For example, believers typically take David as a model for the Messiah. But then an archaeologist comes along to assert the following conclusions:
David and Solomon existed in the 10th century B.C. but as "little more than hill country chieftains." There was no golden age of a united kingdom, a magnificent capital and an extended empire.Currently, Finkelstein's and Silberman's claim remains hotly contested. But what happens if the scholarly consensus moves in that direction? How does it affect exegesis? How does it affect faith?
Postmodern scepticism about historiography:
I am sympathetic to a postmodern view of historiography. The scholar's conclusions follow largely from his or her presuppositions.
I don't think it is entirely so. For example, I think we can conclude, on objective grounds, that the synoptic Gospels accurately capture the very "voice" of Jesus (his ipsissima vox), if not always his very words (ipsissima verba).
But over and over again, scholars' supposedly objective conclusions follow directly from their personal predilections. For example, did Jesus predict the arrival of the kingdom of God during his lifetime? Just about everyone resists that conclusion, although there are good biblical grounds for it.
Conservatives resist that conclusion because they can't admit that Jesus made a prediction that didn't come true. Liberals resist that conclusion because the image of Jesus as a wild-eyed, end-times prophet doesn't fit their preferred schema: Jesus as a teacher of universal ethical truths.
Conservatives and liberals alike sift the data according to what is palatable to them.
Postmodernists conclude that there is no such thing as objective history. I agree that historiography is highly problematic. Some basic conclusions are objective, in my view; but you can't progress very far before scholars begin picking and choosing from the data in accordance with their personal preferences.
Ken Burns's perspective:
That was my long-winded introduction to a quote from the documentary film-maker, Ken Burns. He sat down with Jon Stewart to discuss his documentary, "The War", a fresh examination of World War II. The video is embedded below (at least, it will be until Comedy Central deletes it from their site). But here is my transcript of the excerpts that caught my interest:
The second world war has been so draped in bloodless, gallant myth. You know, it's the John Wayne war. And when you see colour [film footage], it's no longer at arm's length. It's right there, and it's the worst war ever, not the good war, cause it killed sixty million people. …Allow me to object to one of Burns's statements: "We don't have a political bone in our bodies in this film."

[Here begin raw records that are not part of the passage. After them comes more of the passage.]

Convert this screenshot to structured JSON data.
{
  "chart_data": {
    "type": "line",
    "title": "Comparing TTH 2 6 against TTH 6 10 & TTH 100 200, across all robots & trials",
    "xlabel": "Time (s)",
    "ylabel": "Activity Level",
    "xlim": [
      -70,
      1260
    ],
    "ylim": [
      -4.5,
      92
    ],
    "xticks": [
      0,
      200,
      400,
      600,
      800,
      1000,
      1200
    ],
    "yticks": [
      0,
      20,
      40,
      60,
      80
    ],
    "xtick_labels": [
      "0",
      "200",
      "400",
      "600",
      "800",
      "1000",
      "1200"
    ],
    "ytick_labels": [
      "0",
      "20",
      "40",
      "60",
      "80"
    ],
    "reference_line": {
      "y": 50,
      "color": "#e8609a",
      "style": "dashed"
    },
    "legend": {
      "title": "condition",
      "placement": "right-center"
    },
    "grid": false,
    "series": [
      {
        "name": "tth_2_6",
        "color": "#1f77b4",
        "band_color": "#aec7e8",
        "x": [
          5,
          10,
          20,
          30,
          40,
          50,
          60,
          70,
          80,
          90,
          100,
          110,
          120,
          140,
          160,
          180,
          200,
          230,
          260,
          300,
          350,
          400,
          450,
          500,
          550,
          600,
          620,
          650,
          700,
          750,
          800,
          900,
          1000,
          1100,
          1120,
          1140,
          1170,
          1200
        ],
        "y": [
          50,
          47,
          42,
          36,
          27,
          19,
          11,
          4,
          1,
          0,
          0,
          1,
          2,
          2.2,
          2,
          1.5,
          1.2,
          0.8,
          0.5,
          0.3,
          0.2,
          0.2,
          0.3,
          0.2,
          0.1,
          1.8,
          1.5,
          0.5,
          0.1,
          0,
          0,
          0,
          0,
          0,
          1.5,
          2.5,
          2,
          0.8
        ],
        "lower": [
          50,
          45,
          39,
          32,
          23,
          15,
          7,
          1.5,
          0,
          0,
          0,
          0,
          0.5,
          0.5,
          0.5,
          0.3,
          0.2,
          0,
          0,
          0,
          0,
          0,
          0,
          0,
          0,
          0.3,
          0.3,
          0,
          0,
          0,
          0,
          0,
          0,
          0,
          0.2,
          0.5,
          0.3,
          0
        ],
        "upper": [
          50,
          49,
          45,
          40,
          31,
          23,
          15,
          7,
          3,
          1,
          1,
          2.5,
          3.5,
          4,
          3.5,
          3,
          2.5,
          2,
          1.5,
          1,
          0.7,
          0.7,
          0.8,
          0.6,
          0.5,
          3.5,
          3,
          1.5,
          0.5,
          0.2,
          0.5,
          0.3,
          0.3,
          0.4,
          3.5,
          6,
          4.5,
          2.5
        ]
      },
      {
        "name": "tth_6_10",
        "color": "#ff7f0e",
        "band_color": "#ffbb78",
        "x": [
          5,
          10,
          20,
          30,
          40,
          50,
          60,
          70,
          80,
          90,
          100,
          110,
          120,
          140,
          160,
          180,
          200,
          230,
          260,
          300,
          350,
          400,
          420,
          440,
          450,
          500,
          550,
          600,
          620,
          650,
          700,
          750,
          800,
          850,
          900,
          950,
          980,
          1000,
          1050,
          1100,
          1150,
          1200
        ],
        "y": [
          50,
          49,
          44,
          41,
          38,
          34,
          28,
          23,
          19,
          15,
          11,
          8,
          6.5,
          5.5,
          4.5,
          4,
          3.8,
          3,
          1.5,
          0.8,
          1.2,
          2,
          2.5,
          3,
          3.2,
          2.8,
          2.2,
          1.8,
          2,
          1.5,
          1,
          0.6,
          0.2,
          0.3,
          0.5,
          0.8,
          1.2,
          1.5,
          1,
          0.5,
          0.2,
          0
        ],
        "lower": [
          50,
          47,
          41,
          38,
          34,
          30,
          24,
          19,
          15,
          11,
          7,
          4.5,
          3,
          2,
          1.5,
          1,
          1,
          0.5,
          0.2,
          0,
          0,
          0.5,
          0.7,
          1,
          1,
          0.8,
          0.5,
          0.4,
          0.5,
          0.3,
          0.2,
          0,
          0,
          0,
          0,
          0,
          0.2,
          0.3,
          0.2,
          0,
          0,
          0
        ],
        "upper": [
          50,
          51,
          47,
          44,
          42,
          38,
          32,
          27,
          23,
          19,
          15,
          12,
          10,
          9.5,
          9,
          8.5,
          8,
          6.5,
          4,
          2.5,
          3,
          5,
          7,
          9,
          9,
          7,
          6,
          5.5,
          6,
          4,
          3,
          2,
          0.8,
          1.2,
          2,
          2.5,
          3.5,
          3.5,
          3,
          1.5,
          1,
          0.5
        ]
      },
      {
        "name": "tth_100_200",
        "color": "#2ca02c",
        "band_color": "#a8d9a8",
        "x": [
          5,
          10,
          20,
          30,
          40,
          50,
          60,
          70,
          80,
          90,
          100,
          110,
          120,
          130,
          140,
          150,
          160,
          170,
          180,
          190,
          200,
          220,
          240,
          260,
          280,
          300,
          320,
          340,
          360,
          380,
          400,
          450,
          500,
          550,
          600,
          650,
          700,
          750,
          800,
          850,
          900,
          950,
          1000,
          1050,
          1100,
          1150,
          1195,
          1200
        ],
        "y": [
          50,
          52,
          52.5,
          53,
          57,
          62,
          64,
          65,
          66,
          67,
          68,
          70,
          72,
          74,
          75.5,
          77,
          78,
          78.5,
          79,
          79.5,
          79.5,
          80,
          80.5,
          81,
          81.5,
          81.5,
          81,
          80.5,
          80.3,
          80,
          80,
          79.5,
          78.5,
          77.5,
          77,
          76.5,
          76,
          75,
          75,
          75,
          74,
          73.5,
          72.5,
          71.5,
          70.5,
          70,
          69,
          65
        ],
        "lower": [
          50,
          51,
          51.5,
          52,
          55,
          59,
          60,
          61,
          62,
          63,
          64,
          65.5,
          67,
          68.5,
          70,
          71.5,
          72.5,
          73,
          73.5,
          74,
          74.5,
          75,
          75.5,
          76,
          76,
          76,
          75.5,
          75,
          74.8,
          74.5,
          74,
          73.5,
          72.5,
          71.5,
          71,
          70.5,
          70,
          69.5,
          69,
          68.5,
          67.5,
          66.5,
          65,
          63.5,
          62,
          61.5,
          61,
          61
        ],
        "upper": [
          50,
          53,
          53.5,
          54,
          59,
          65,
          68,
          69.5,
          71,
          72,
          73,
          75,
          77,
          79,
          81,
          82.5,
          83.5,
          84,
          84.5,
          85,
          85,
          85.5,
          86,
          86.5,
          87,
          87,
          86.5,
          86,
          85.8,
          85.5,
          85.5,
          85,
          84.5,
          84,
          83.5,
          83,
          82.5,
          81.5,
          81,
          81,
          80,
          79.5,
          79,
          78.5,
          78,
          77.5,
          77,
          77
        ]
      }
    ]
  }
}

A handful of soldiers [are now] able to say, "This is what really happened. I saw bad things; I did bad things; I lost good friends. I was scared, I was bored, I was hot, I was cold."
All the things that are universal to war. A guy in Iraq today — experiencing the same thing. And two thousand years ago, in the Peloponnesian War — the same thing. …
We don't have a political bone in our bodies in this film. … But at the same time, history is the set of questions we in the present ask of the past. And so it's very much informed about our anxieties. …
We know that it takes some time from an event before you can really understand it: that you can triangulate with the passage of time. So you're constantly aware as you're dealing with new stuff that [our perspective] is going to change.
You know, if you did something on Vietnam ten years after the fall of Saigon — when we're in a recession, when Japan's ascendant — it'd be a different film than twenty years out, when we just won the first Gulf war, that our economy was booming, Japan was stagnant. I mean, every time you change a degree from that moment, every part of your perspective changes. …
I think all of us are in a continuum. You know, somebody says, "Is this the definitive work?" Absolutely not! You know, our Civil War film, seventeen years ago, spawned hundreds of documentaries. It's just, you do what you can do in that time.
In that statement, Burns momentarily falls back into the positivist trap. He speaks as if the historian floats in a heremetically sealed compartment, and is not influenced by the surrounding environment.
Conclusion:
Presumably Burns meant only that he isn't trying to support either the Democrats or the Republicans in this documentary. It's clear from everything else he said in this segment that he understands the hard truth of historiography: that all historians are biased. We are all captives to the era which shapes us, all editing the data to respond to our interests and defend our prior convictions. As Burns put it,
Every time you change a degree from that moment, every part of your perspective changes. … You [just] do what you can do in that time.That's why historical conclusions, like those of Finkelstein and Silberman, must always be taken with a grain of salt. One must always ask, Where does this historian "come from"? What axe is s/he grinding — what polemical position is s/he setting out to prove?
I hasten to add, it's true of everything I write as well. In one post, I'm trying to make a case for same sex marriage. In another post, I'm resisting the biblical teaching on penal substitution.
If the posts are tendentious, does that make me a liberal? No, because this idea has nothing to do with the great liberal/conservative divide. Conservatives are playing the same game, they're just grinding a different set of axes. Hence the postmodern scepticism about all historiography.